В эти дни он не вспоминал ни Аню, ни Лайкова-Чернова, ни безрукого с бледной, как пергаментная бумага, фамилией Липин. Не вспоминал про их заветы. И хотя раны от укусов со временем зарубцевались, то дикое, дремучее, что шевельнулось тогда в его груди, не прошло. И он томился. Это томление поднималось в нем, когда он видел Гофмана с овчаркой на поводке. В такие минуты со стороны он казался угрюмым, подозрительным.
— Что с тобой? — тревожно спрашивал Варфоломеев.
— Хотел бы невидимкой стать.
— Неплохо придумал: обратился невидимкой — и поминай, как звали, герр Гофман.
— Э, нет...
Фурсов вовремя умолкал.
Прошло лето.
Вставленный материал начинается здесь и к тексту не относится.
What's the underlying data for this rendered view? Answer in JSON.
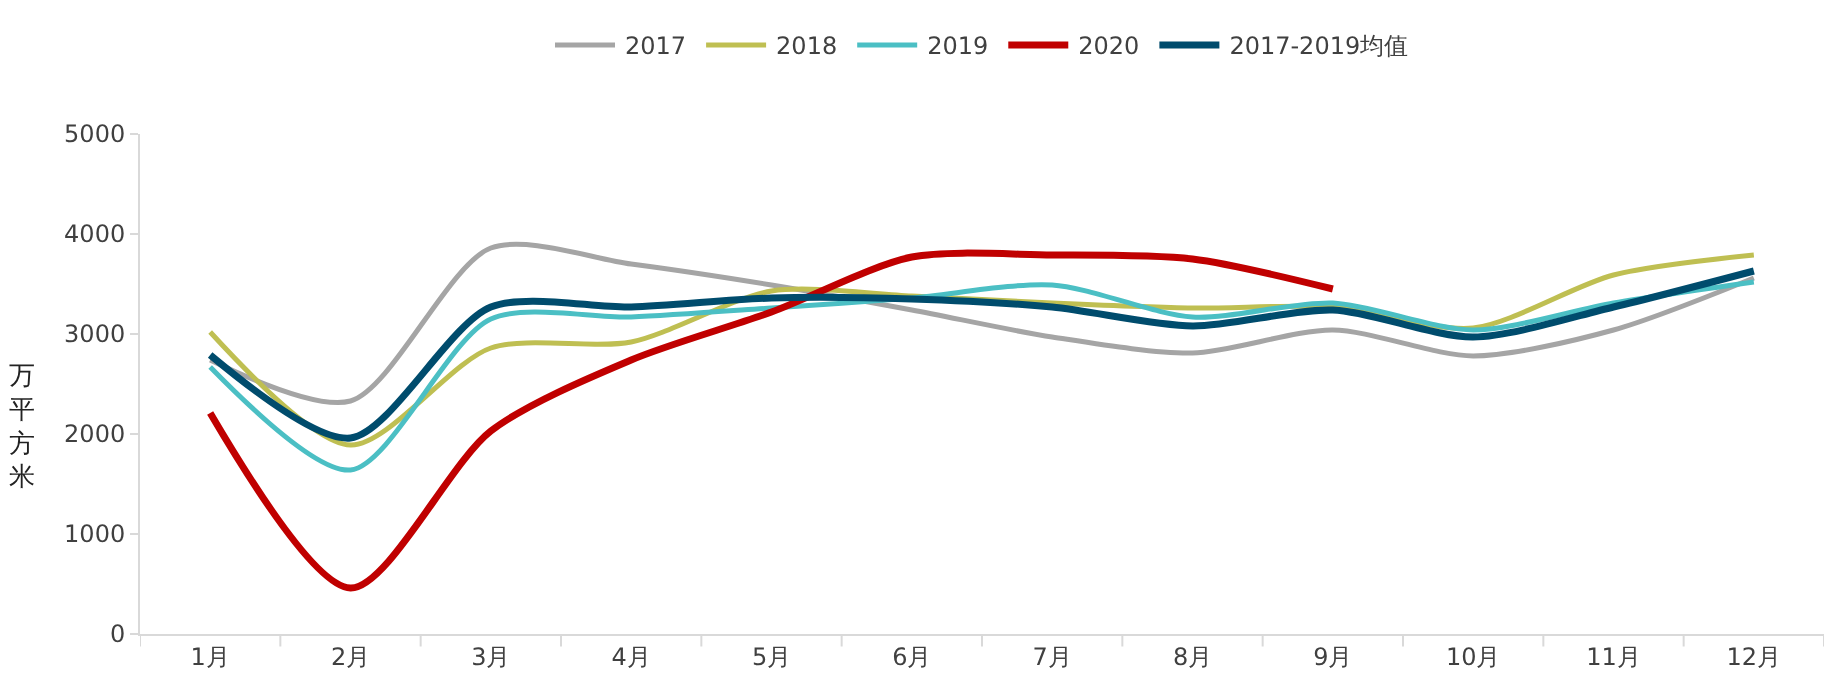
{
  "chart_data": {
    "type": "line",
    "ylabel": "万平方米",
    "categories": [
      "1月",
      "2月",
      "3月",
      "4月",
      "5月",
      "6月",
      "7月",
      "8月",
      "9月",
      "10月",
      "11月",
      "12月"
    ],
    "series": [
      {
        "name": "2017",
        "color": "#a5a5a5",
        "values": [
          2740,
          2330,
          3860,
          3700,
          3490,
          3240,
          2970,
          2810,
          3040,
          2780,
          3040,
          3560
        ]
      },
      {
        "name": "2018",
        "color": "#bfbf52",
        "values": [
          3020,
          1890,
          2860,
          2920,
          3430,
          3380,
          3310,
          3260,
          3270,
          3060,
          3590,
          3790
        ]
      },
      {
        "name": "2019",
        "color": "#4bbfc4",
        "values": [
          2670,
          1640,
          3150,
          3170,
          3260,
          3360,
          3490,
          3170,
          3310,
          3040,
          3310,
          3520
        ]
      },
      {
        "name": "2020",
        "color": "#c00000",
        "values": [
          2210,
          460,
          2030,
          2740,
          3220,
          3770,
          3790,
          3750,
          3450,
          null,
          null,
          null
        ]
      },
      {
        "name": "2017-2019均值",
        "color": "#004c6d",
        "values": [
          2790,
          1960,
          3270,
          3270,
          3360,
          3350,
          3270,
          3080,
          3240,
          2970,
          3270,
          3630
        ]
      }
    ],
    "ylim": [
      0,
      5000
    ],
    "yticks": [
      0,
      1000,
      2000,
      3000,
      4000,
      5000
    ],
    "grid": false,
    "legend": "top",
    "marker": "none",
    "line_style": "solid"
  }
}
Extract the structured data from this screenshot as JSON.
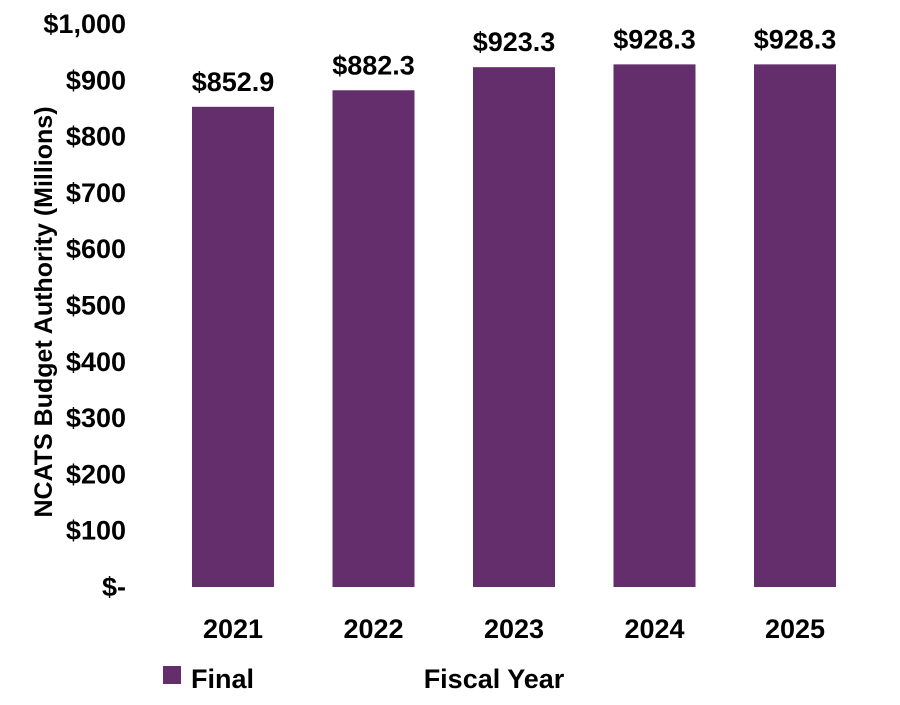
{
  "chart_data": {
    "type": "bar",
    "title": "",
    "xlabel": "Fiscal Year",
    "ylabel": "NCATS Budget Authority (Millions)",
    "categories": [
      "2021",
      "2022",
      "2023",
      "2024",
      "2025"
    ],
    "series": [
      {
        "name": "Final",
        "values": [
          852.9,
          882.3,
          923.3,
          928.3,
          928.3
        ],
        "data_labels": [
          "$852.9",
          "$882.3",
          "$923.3",
          "$928.3",
          "$928.3"
        ]
      }
    ],
    "ylim": [
      0,
      1000
    ],
    "yticks": [
      0,
      100,
      200,
      300,
      400,
      500,
      600,
      700,
      800,
      900,
      1000
    ],
    "ytick_labels": [
      "$-",
      "$100",
      "$200",
      "$300",
      "$400",
      "$500",
      "$600",
      "$700",
      "$800",
      "$900",
      "$1,000"
    ],
    "grid": false,
    "legend_position": "bottom-left"
  },
  "colors": {
    "bar": "#642d6b"
  }
}
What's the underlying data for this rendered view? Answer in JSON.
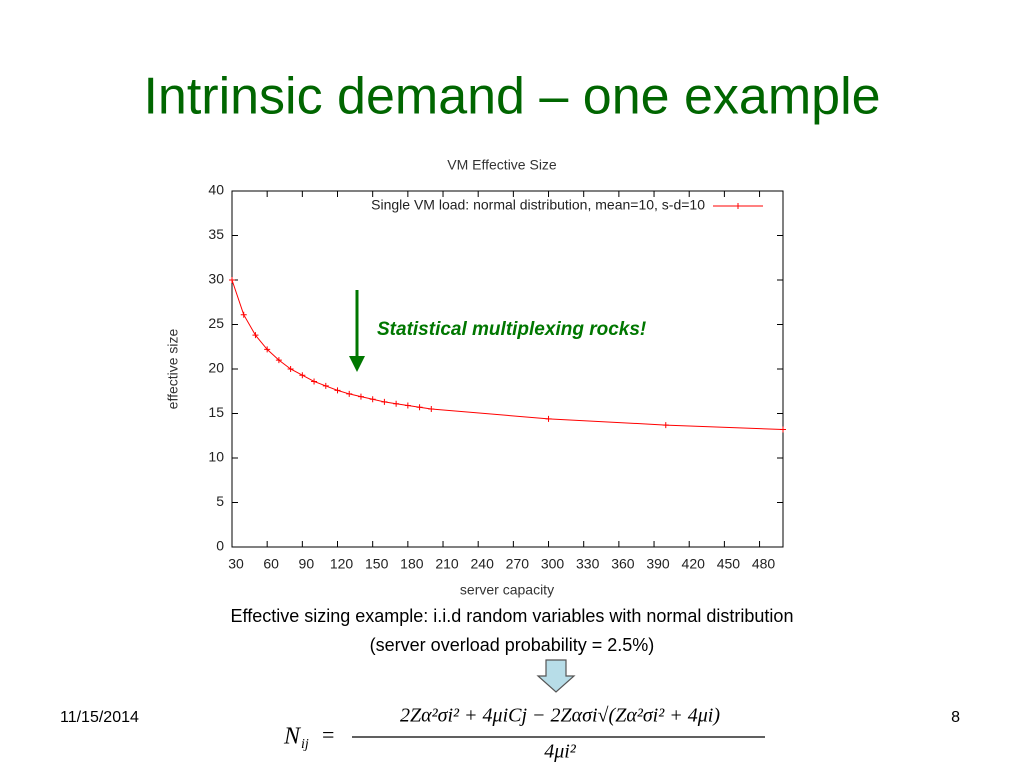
{
  "slide_title": "Intrinsic demand – one example",
  "chart_data": {
    "type": "line",
    "title": "VM Effective Size",
    "x_label": "server capacity",
    "y_label": "effective size",
    "x": [
      30,
      40,
      50,
      60,
      70,
      80,
      90,
      100,
      110,
      120,
      130,
      140,
      150,
      160,
      170,
      180,
      190,
      200,
      300,
      400,
      500
    ],
    "series": [
      {
        "name": "Single VM load: normal distribution, mean=10, s-d=10",
        "color": "#ff0000",
        "values": [
          30,
          26.1,
          23.8,
          22.2,
          21.0,
          20.0,
          19.3,
          18.6,
          18.1,
          17.6,
          17.2,
          16.9,
          16.6,
          16.3,
          16.1,
          15.9,
          15.7,
          15.5,
          14.4,
          13.7,
          13.2
        ]
      }
    ],
    "xlim": [
      30,
      500
    ],
    "ylim": [
      0,
      40
    ],
    "xticks": [
      30,
      60,
      90,
      120,
      150,
      180,
      210,
      240,
      270,
      300,
      330,
      360,
      390,
      420,
      450,
      480
    ],
    "yticks": [
      0,
      5,
      10,
      15,
      20,
      25,
      30,
      35,
      40
    ],
    "legend": "upper right",
    "grid": false,
    "annotation": "Statistical multiplexing rocks!"
  },
  "caption": [
    "Effective sizing example: i.i.d random variables with normal distribution",
    "(server overload probability = 2.5%)"
  ],
  "formula": {
    "lhs": "N",
    "lhs_sub": "ij",
    "numerator": "2Zα²σi² + 4μiCj − 2Zασi√(Zα²σi² + 4μi)",
    "denominator": "4μi²"
  },
  "date": "11/15/2014",
  "page_number": "8"
}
Затуманило, задождило. Убрали с огородов урожай. Фашисты пожрали всех кроликов. У Сергея появились газеты. В них рассказывалось о Белгородско-Курском сражении, о начавшемся наступлении наших войск... В тот день исчез Гофман. Вместе со своим псом. Бесследно.
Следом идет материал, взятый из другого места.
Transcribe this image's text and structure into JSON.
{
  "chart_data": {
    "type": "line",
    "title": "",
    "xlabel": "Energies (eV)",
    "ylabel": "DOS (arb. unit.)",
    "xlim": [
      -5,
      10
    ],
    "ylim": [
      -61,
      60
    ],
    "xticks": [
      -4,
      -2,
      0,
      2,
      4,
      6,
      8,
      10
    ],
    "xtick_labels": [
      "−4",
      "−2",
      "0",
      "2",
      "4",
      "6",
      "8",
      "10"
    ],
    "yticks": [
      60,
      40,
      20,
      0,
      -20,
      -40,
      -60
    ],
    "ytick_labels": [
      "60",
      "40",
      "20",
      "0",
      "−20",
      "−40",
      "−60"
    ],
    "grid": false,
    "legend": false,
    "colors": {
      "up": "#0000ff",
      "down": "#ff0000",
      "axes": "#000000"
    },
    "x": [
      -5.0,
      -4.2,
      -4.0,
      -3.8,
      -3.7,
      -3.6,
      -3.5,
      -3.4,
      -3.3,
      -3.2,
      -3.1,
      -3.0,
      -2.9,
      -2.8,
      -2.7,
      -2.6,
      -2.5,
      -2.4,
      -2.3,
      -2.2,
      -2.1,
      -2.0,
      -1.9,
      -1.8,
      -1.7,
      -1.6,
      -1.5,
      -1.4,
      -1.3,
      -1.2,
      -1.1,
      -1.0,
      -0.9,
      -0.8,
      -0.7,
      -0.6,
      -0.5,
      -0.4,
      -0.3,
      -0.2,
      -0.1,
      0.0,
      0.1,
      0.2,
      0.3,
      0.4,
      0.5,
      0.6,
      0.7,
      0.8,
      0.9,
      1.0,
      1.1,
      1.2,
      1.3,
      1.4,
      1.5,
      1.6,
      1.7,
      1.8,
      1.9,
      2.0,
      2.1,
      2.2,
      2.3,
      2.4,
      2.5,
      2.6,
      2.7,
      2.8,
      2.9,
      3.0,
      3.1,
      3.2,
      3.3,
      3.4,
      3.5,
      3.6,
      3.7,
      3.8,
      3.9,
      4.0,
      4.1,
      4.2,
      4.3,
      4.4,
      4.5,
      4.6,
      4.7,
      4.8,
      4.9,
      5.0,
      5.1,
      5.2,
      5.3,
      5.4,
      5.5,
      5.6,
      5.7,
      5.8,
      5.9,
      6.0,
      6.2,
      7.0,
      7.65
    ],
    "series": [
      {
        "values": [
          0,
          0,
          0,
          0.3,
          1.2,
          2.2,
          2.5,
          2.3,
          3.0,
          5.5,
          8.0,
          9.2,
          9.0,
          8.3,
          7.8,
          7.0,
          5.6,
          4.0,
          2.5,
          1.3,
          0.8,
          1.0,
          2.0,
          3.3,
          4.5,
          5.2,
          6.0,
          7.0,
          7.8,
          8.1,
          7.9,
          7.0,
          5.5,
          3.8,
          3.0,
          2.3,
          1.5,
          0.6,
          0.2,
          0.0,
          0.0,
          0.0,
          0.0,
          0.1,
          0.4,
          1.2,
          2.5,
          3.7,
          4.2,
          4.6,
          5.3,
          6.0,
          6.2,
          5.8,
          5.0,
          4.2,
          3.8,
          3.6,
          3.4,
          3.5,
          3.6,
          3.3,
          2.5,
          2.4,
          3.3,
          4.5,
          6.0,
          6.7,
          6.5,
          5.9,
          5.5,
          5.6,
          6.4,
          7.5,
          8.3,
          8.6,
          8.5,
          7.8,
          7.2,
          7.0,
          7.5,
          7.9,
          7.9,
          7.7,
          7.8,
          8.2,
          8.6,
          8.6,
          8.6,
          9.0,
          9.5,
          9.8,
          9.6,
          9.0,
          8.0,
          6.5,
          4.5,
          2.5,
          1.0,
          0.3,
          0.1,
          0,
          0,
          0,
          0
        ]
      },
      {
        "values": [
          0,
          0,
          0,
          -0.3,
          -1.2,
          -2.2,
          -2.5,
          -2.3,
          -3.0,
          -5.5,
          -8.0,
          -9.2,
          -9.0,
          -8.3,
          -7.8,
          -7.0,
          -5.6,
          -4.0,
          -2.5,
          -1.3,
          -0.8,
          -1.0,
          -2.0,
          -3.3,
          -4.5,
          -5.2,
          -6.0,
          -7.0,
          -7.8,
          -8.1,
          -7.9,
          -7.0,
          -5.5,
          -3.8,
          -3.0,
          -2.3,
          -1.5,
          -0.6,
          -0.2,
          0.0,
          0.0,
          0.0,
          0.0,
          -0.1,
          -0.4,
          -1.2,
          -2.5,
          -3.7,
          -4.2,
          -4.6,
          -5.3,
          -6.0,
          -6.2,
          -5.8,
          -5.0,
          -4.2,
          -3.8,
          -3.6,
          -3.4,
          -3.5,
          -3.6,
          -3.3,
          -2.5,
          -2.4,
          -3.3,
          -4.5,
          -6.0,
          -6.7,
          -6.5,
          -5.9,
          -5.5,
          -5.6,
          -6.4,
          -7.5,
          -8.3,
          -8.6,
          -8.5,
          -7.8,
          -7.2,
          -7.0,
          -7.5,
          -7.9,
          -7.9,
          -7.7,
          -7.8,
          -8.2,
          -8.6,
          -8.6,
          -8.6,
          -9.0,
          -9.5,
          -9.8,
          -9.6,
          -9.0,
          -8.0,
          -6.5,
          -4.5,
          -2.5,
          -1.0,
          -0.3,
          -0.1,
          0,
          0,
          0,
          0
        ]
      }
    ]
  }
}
Поползли разные слухи. Фурсов в них не участвовал. Немецкое начальство не проявляло торопливости в розысках. Через два дня свежая новость: в офицерском бараке раскрыта подпольная организация и боевая дружина. Офицеры готовили восстание. Теперь лагерная машина закрутилась. Многих офицеров расстреляли. Лагерь расформировали. Не сразу, по частям. Людей перебирали, как картошку. Торопились: все чаще и чаще налетали краснозвездные бомбардировщики, штурмовики. При воздушных налетах охрана разбегалась, подобно тараканам. Приближался фронт. Военнопленные открыто радовались. Всех, кто способен был работать, угоняли на запад. Фронт рядом, на Немане. Об этом рассказывали попавшие там в плен и переброшенные в лагерь раненые. Фашисты лютовали. Люди бежали, бежали все кто мог как-нибудь двигаться. Знали: неспособных к труду уничтожат вместе с лагерями смерти. Особые команды уничтожали все: и военнопленных, и строения. Чтобы не осталось никакого следа, никакого намека на то, что здесь творилось.